From a Christian standpoint, the most fundamental objection to reincarnationism, as commonly presented, is the notion that man is a part of God, a spark of the divine. According to Christian teaching, and true to the Jewish heritage in Christianity, man is made in the image of God, yet he is no more than an image. He is a creation of God, not an emanation. All attempts at blurring this distinction have been vigorously resisted, for they are evidences of a failure to understand what the Bible says about the human condition, its grandeur in having God as its creator and its limitation in being nevertheless a fallen creature. In Judaism and Islam, the gulf between God and man is such that the notion of the Incarnation of God in Christ is blasphemous and therefore abhorrent. In Islam, shirk (idolatry, the association of any creature with God) has always been the supreme sin. Christianity is deeply sympathetic to that concern, for it shares with Judaism and Islam a profound awareness of the gulf between the human and the divine; nevertheless, it proclaims the supreme paradox of the Christian faith: God bridged that gulf in the Person of Christ. The gulf, however, remains. In recognizing the gulf, Christianity is at one with Judaism and Islam.
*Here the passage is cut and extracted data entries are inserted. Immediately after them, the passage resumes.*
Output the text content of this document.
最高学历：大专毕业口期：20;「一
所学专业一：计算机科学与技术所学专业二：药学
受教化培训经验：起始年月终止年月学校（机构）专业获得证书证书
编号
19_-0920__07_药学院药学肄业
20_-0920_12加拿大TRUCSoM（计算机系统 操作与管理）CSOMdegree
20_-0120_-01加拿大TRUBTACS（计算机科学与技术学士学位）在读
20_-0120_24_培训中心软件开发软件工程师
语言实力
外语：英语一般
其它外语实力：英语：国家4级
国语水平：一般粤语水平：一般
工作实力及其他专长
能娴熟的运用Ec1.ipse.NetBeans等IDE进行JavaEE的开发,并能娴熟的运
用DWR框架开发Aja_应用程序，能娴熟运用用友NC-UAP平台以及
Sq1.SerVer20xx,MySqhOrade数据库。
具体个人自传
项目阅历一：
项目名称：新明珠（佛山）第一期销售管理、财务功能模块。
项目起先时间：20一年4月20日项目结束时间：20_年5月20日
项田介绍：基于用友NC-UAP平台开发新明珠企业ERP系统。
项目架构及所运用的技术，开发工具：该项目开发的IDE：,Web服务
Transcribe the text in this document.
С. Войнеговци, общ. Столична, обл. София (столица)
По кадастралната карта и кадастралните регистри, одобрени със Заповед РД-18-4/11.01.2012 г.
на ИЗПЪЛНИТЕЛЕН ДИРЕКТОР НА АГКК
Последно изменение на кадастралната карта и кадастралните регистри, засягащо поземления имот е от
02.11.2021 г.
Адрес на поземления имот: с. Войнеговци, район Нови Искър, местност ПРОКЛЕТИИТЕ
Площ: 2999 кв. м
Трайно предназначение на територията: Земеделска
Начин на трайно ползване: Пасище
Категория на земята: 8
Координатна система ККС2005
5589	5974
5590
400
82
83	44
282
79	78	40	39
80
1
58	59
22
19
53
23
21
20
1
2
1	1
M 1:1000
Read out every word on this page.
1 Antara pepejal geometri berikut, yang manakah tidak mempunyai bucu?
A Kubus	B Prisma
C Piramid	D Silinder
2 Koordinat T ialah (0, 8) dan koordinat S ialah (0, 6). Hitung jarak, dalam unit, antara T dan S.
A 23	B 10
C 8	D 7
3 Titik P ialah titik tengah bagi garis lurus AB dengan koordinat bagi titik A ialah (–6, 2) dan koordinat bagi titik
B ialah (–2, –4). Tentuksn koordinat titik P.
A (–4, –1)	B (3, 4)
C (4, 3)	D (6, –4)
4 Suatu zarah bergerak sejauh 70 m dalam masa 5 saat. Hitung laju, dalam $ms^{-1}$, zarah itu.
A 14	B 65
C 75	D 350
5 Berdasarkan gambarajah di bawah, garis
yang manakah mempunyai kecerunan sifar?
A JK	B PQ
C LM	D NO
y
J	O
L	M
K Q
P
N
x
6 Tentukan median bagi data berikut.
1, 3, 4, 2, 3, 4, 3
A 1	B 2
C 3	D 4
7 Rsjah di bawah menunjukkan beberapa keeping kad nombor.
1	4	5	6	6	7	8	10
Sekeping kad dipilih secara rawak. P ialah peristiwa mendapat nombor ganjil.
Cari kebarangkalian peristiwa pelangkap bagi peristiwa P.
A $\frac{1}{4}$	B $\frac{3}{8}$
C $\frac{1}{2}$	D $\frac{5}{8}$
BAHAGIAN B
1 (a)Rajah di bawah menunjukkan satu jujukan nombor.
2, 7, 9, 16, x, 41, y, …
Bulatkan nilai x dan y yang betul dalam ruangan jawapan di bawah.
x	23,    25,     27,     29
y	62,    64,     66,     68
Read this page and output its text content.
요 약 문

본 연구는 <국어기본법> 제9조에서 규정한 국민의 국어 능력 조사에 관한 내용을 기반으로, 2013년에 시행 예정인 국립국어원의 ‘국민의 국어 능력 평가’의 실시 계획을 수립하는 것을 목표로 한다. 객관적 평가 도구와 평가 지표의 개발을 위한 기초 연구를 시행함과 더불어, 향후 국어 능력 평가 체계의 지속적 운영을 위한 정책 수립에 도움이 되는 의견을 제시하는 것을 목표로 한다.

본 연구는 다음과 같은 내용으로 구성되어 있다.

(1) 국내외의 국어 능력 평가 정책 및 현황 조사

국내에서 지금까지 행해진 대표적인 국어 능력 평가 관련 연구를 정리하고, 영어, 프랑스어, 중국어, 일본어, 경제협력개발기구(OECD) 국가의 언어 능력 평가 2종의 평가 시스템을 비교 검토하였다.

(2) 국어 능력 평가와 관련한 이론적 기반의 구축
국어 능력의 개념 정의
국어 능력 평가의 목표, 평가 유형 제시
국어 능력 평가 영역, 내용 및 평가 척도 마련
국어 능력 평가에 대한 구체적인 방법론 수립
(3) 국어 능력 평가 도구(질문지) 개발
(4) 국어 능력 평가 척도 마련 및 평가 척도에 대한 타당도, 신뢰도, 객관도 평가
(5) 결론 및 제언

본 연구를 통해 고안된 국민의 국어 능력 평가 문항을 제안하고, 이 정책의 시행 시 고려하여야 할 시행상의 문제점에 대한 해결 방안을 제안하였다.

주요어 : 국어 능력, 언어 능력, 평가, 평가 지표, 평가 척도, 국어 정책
The typical Hindu teaching is quite different. It is shared, moreover, by many other systems, such as various forms of Buddhism in the East and, in the West, Stoicism and Neoplatonism. There man is seen as an emanation of God, not a creation. Characteristic of much Hindu teaching on this subject is the view that God has two modes of being, a substantive and an emanating one. The whole cosmos, as the emanation of God, may be called an extension of the divine being. The human soul manifests in a special way this God-like nature of all things. The highly developed soul, the spiritual leader or prophet or saint, manifests God more clearly still. From there it is very easy to go on to recognize avatars of deity as illustrious examples of such a manifestation, much as one might recognize Plato and Kant and Spinoza as more than ordinarily great figures in the history of human thought and, similarly, Planck and Einstein as very special giants in modern science. Jesus would be certainly a great avatar of deity; but neither he nor any other “holy man” or prophet, however eminent in spirituality, could ever be properly called (as Christians call Jesus Christ) radically different from all others such as Gotama and Shankara and Moses, all of whom are high on the scale of holiness. To the Hindu mind, to say that Jesus Christ is so to be distinguished would be like saying that Einstein is not merely one of the greatest geniuses in the history of science but is fundamentally and qualitatively different from all other men of science who ever have existed and ever could exist. Plainly, not even the most ardent admirer of Einstein would claim that. Indeed, he would probably be the first to laugh at it. Yet that is precisely the claim Christians make about Jesus Christ.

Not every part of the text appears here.